E Yongjian, a researcher with the Bank of Communications, said, "The foreign exchange purchase for this year will see a significant increase over last year, though there are still uncertainties."
He said the rising foreign exchange purchase has ruled out the possibility for easing measures, such as bank reserve ratio rate cuts, but an increase is unlikely either because of the pressure of fewer deposits faced by banks.
The interest rate will also remain unchanged to guard against further surge in capital inflow, he added.
Peng Wensheng, chief economist at China International Capital Corp, said, "The monetary policies will be set to neutral."
To mop up excess liquidity from the rising foreign purchase, the central bank has been draining liquidity via open market operations.
This week, 76 billion yuan has been removed from the money markets through 28-day repos in the bank's regular open market operations.

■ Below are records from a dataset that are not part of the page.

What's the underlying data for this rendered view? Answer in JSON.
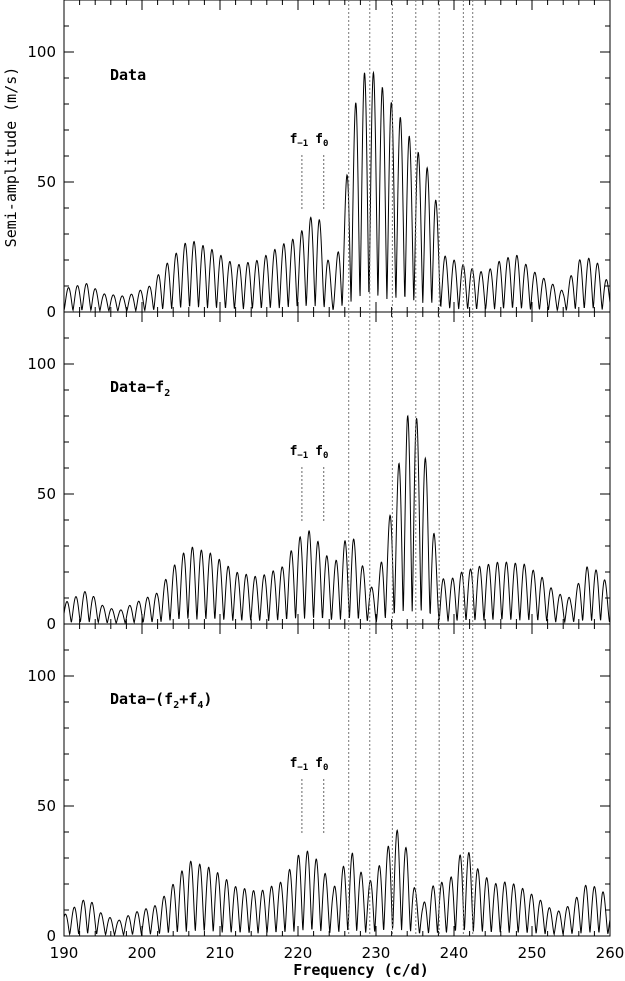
{
  "chart_data": {
    "type": "line",
    "xlabel": "Frequency (c/d)",
    "ylabel": "Semi-amplitude (m/s)",
    "xlim": [
      190,
      260
    ],
    "x_ticks": [
      190,
      200,
      210,
      220,
      230,
      240,
      250,
      260
    ],
    "x_tick_labels": [
      "190",
      "200",
      "210",
      "220",
      "230",
      "240",
      "250",
      "260"
    ],
    "ylim": [
      0,
      120
    ],
    "y_ticks": [
      0,
      50,
      100
    ],
    "y_tick_labels": [
      "0",
      "50",
      "100"
    ],
    "grid": false,
    "reference_lines": [
      226.5,
      229.2,
      232.1,
      235.1,
      238.1,
      241.2,
      242.4
    ],
    "frequency_markers": [
      {
        "name": "f-1",
        "label_main": "f",
        "label_sub": "−1",
        "x": 220.5
      },
      {
        "name": "f0",
        "label_main": "f",
        "label_sub": "0",
        "x": 223.3
      }
    ],
    "panels": [
      {
        "label_main": "Data",
        "label_sub": "",
        "label_tail": "",
        "envelope": [
          [
            190,
            9
          ],
          [
            193,
            11
          ],
          [
            195,
            7
          ],
          [
            198,
            6
          ],
          [
            201,
            10
          ],
          [
            203,
            18
          ],
          [
            206,
            28
          ],
          [
            209,
            24
          ],
          [
            212,
            18
          ],
          [
            215,
            20
          ],
          [
            218,
            26
          ],
          [
            220,
            29
          ],
          [
            221.5,
            36
          ],
          [
            222.5,
            39
          ],
          [
            223.5,
            25
          ],
          [
            224.5,
            12
          ],
          [
            225.5,
            30
          ],
          [
            226.5,
            60
          ],
          [
            227.5,
            83
          ],
          [
            228.5,
            92
          ],
          [
            229.5,
            93
          ],
          [
            230.5,
            88
          ],
          [
            231.5,
            83
          ],
          [
            232.5,
            78
          ],
          [
            233.5,
            73
          ],
          [
            234.5,
            66
          ],
          [
            235.5,
            61
          ],
          [
            236.5,
            56
          ],
          [
            237.5,
            48
          ],
          [
            238.5,
            22
          ],
          [
            240,
            20
          ],
          [
            242,
            17
          ],
          [
            244,
            15
          ],
          [
            246,
            20
          ],
          [
            248,
            22
          ],
          [
            250,
            16
          ],
          [
            252,
            12
          ],
          [
            254,
            8
          ],
          [
            256,
            20
          ],
          [
            258,
            21
          ],
          [
            260,
            10
          ]
        ]
      },
      {
        "label_main": "Data−f",
        "label_sub": "2",
        "label_tail": "",
        "envelope": [
          [
            190,
            8
          ],
          [
            193,
            13
          ],
          [
            195,
            7
          ],
          [
            197,
            5
          ],
          [
            199,
            8
          ],
          [
            202,
            12
          ],
          [
            204,
            22
          ],
          [
            206,
            30
          ],
          [
            209,
            27
          ],
          [
            212,
            20
          ],
          [
            215,
            18
          ],
          [
            218,
            22
          ],
          [
            220,
            33
          ],
          [
            221.5,
            36
          ],
          [
            223,
            30
          ],
          [
            224.5,
            22
          ],
          [
            226,
            32
          ],
          [
            227,
            34
          ],
          [
            228,
            25
          ],
          [
            229,
            16
          ],
          [
            230,
            12
          ],
          [
            231,
            30
          ],
          [
            232,
            45
          ],
          [
            233,
            63
          ],
          [
            234,
            80
          ],
          [
            235,
            81
          ],
          [
            236,
            72
          ],
          [
            237,
            48
          ],
          [
            238,
            20
          ],
          [
            239,
            16
          ],
          [
            241,
            20
          ],
          [
            243,
            22
          ],
          [
            246,
            24
          ],
          [
            249,
            23
          ],
          [
            251,
            19
          ],
          [
            253,
            12
          ],
          [
            255,
            10
          ],
          [
            257,
            22
          ],
          [
            259,
            20
          ],
          [
            260,
            11
          ]
        ]
      },
      {
        "label_main": "Data−(f",
        "label_sub": "2",
        "label_tail": "+f4)",
        "envelope": [
          [
            190,
            8
          ],
          [
            193,
            15
          ],
          [
            195,
            8
          ],
          [
            197,
            6
          ],
          [
            199,
            9
          ],
          [
            202,
            12
          ],
          [
            204,
            20
          ],
          [
            206,
            29
          ],
          [
            209,
            26
          ],
          [
            212,
            19
          ],
          [
            215,
            17
          ],
          [
            218,
            21
          ],
          [
            220,
            31
          ],
          [
            221.5,
            33
          ],
          [
            223,
            27
          ],
          [
            224.5,
            18
          ],
          [
            226,
            28
          ],
          [
            227,
            32
          ],
          [
            228,
            25
          ],
          [
            229,
            20
          ],
          [
            231,
            30
          ],
          [
            232,
            38
          ],
          [
            232.8,
            41
          ],
          [
            234,
            33
          ],
          [
            235,
            18
          ],
          [
            236,
            12
          ],
          [
            237,
            18
          ],
          [
            238,
            22
          ],
          [
            239,
            19
          ],
          [
            240,
            25
          ],
          [
            241,
            33
          ],
          [
            242,
            32
          ],
          [
            243,
            26
          ],
          [
            245,
            20
          ],
          [
            247,
            21
          ],
          [
            249,
            18
          ],
          [
            251,
            14
          ],
          [
            253,
            9
          ],
          [
            255,
            12
          ],
          [
            257,
            20
          ],
          [
            259,
            18
          ],
          [
            260,
            10
          ]
        ]
      }
    ]
  }
}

Taking into consideration the 59 billion yuan in central bank repos and bills maturing, the central bank actually withdrew 17 billion yuan from the markets, a softer move from a week earlier, which analysts read as the bank's attempt to keep moderate liquidity to support the tepid economic recovery in the context of lower-than-expected inflation data.

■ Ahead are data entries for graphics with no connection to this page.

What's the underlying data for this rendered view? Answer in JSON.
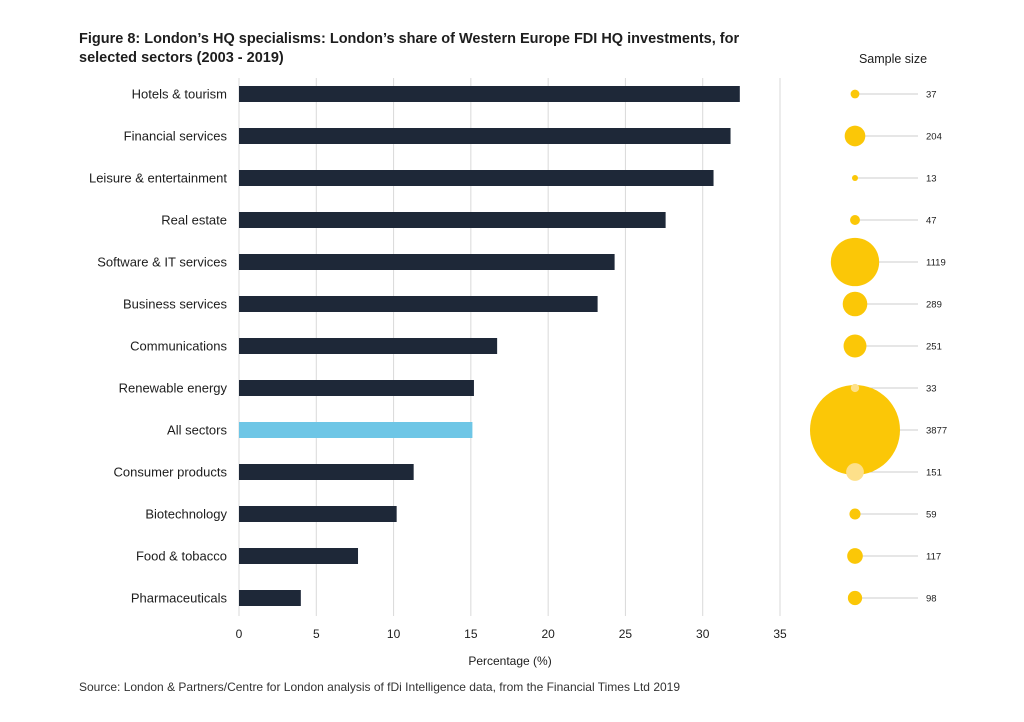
{
  "title": "Figure 8: London’s HQ specialisms: London’s share of Western Europe FDI HQ investments, for selected sectors (2003 - 2019)",
  "source": "Source: London & Partners/Centre for London analysis of fDi Intelligence data, from the Financial Times Ltd 2019",
  "colors": {
    "bar": "#1e2838",
    "highlight": "#6ec6e6",
    "bubble": "#fbc707",
    "bubble_light": "#fde08a",
    "grid": "#d9d9d9",
    "leader": "#cccccc"
  },
  "chart_data": {
    "type": "bar",
    "orientation": "horizontal",
    "title": "Figure 8: London’s HQ specialisms: London’s share of Western Europe FDI HQ investments, for selected sectors (2003 - 2019)",
    "xlabel": "Percentage (%)",
    "ylabel": "",
    "xlim": [
      0,
      35
    ],
    "xticks": [
      "0",
      "5",
      "10",
      "15",
      "20",
      "25",
      "30",
      "35"
    ],
    "grid": true,
    "highlight_category": "All sectors",
    "categories": [
      "Hotels & tourism",
      "Financial services",
      "Leisure & entertainment",
      "Real estate",
      "Software & IT services",
      "Business services",
      "Communications",
      "Renewable energy",
      "All sectors",
      "Consumer products",
      "Biotechnology",
      "Food & tobacco",
      "Pharmaceuticals"
    ],
    "values": [
      32.4,
      31.8,
      30.7,
      27.6,
      24.3,
      23.2,
      16.7,
      15.2,
      15.1,
      11.3,
      10.2,
      7.7,
      4.0
    ],
    "sample_size": {
      "title": "Sample size",
      "values": [
        37,
        204,
        13,
        47,
        1119,
        289,
        251,
        33,
        3877,
        151,
        59,
        117,
        98
      ],
      "labels": [
        "37",
        "204",
        "13",
        "47",
        "1119",
        "289",
        "251",
        "33",
        "3877",
        "151",
        "59",
        "117",
        "98"
      ]
    }
  }
}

China's consumer price index rose 2.1 percent year-on-year in March, down from a 10-month high of 3.2 percent in February, and the producer price index, which measures wholesale inflation, fell for the 13th consecutive month.
However, the mild inflation and relatively gentle recovery suggest little possibility of monetary tightening, while ample liquidity in the markets makes policy easing equally unlikely, according to analysts.
The Chinese economy saw its slowest growth in 13 years in 2012, increasing 7.8 percent, but growth began to show signs of recovery in the fourth quarter of last year.